The rock shelter known as Granite House was built in 1911, for use as a field kitchen, by Griffith Taylor's second geological excursion in the course of the Terra Nova expedition. It was enclosed on three sides with granite boulder walls and used a sled to support a sealskin roof. The stone walls of the shelter have partly collapsed. It contains the corroded remains of tins, a sealskin and some cord. The sled lies 50 m seaward of the shelter and consists of a few scattered pieces of wood, straps and buckles. The site has been designated a Historic Site or Monument (HSM 67), following a proposal by New Zealand, Norway and the United Kingdom to the Antarctic Treaty Consultative Meeting.

==Flora and fauna==
Together, Cape Geology and Botany Bay form a botanical refuge that is exceptionally rich for such a high latitude location, with an abundance and diversity of moss and lichen species that is unique for southern Victoria Land.
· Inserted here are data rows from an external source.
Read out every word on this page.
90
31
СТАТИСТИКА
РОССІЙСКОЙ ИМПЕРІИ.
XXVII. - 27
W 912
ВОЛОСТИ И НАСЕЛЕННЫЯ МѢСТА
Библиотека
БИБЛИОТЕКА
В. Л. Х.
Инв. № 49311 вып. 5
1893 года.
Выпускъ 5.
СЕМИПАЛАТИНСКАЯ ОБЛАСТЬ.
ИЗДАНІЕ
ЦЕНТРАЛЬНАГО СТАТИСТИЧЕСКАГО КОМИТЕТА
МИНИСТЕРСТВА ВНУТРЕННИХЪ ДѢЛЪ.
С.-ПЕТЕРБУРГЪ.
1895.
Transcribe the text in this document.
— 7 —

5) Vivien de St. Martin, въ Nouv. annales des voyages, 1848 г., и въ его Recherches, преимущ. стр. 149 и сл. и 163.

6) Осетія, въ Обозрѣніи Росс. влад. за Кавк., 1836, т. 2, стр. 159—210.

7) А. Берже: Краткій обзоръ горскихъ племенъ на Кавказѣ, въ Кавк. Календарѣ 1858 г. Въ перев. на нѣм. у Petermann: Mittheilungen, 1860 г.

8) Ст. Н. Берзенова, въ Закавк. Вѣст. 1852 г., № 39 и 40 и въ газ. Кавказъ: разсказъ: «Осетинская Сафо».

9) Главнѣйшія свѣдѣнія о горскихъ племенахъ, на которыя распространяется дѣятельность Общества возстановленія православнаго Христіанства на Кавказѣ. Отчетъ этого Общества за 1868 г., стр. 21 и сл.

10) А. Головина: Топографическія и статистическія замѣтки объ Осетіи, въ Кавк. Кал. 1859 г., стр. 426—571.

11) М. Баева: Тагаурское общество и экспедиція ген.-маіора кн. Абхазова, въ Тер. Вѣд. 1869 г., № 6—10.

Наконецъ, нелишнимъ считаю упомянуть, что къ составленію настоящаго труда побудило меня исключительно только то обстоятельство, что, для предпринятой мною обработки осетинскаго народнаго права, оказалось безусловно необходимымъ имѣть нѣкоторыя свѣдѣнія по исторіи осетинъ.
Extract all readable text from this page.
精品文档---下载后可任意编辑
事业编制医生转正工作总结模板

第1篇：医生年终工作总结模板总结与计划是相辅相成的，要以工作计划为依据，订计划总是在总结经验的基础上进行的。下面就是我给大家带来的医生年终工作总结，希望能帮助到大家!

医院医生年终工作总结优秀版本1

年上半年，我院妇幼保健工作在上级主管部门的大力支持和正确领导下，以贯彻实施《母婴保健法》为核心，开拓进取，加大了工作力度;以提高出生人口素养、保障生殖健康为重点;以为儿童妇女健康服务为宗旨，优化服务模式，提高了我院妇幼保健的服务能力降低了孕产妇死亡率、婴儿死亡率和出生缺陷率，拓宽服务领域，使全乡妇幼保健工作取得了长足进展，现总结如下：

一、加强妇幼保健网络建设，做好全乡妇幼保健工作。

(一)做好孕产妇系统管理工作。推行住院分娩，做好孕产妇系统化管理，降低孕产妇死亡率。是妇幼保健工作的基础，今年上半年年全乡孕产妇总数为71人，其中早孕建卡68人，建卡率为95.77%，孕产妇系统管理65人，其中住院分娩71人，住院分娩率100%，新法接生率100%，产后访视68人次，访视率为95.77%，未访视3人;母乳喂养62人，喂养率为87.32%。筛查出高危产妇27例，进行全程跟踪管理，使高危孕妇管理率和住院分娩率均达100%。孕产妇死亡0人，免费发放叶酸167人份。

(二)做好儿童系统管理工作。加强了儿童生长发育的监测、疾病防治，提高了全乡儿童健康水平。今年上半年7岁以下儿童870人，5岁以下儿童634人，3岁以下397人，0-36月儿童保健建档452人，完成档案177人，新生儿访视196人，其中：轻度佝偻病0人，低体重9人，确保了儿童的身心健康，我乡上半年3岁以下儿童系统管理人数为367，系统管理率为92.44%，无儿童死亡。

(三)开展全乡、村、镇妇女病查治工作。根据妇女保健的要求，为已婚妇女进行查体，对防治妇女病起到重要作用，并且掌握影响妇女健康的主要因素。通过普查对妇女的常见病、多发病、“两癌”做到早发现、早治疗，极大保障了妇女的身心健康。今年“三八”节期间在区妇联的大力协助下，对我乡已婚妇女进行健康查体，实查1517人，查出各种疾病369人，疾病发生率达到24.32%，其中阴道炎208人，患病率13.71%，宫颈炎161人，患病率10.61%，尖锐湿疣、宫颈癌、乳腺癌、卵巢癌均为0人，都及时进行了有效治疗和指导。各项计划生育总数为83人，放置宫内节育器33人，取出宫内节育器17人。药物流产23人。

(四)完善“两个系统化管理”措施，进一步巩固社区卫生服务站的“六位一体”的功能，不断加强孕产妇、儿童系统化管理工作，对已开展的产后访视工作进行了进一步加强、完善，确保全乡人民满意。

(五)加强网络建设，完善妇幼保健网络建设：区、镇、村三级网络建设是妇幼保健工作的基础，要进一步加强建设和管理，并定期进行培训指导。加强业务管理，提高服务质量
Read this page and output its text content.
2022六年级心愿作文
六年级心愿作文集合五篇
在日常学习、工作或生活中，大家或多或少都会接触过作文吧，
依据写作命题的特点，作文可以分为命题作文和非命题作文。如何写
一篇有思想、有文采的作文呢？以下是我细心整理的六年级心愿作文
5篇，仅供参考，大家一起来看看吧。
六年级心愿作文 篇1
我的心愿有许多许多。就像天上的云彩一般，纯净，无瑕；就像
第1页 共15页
There are also abundant growths of algae, large populations of invertebrates (including springtails, mites, nematodes and rotifers) and a colony of over 40 pairs of south polar skuas. The area is the type locality for both the lichen Caloplaca coeruleofrigida Sochting and the collembolan Gomphiocephalus hodgsoni Carpenter. The site is protected under the Antarctic Treaty System as Antarctic Specially Protected Area (ASPA) No.154.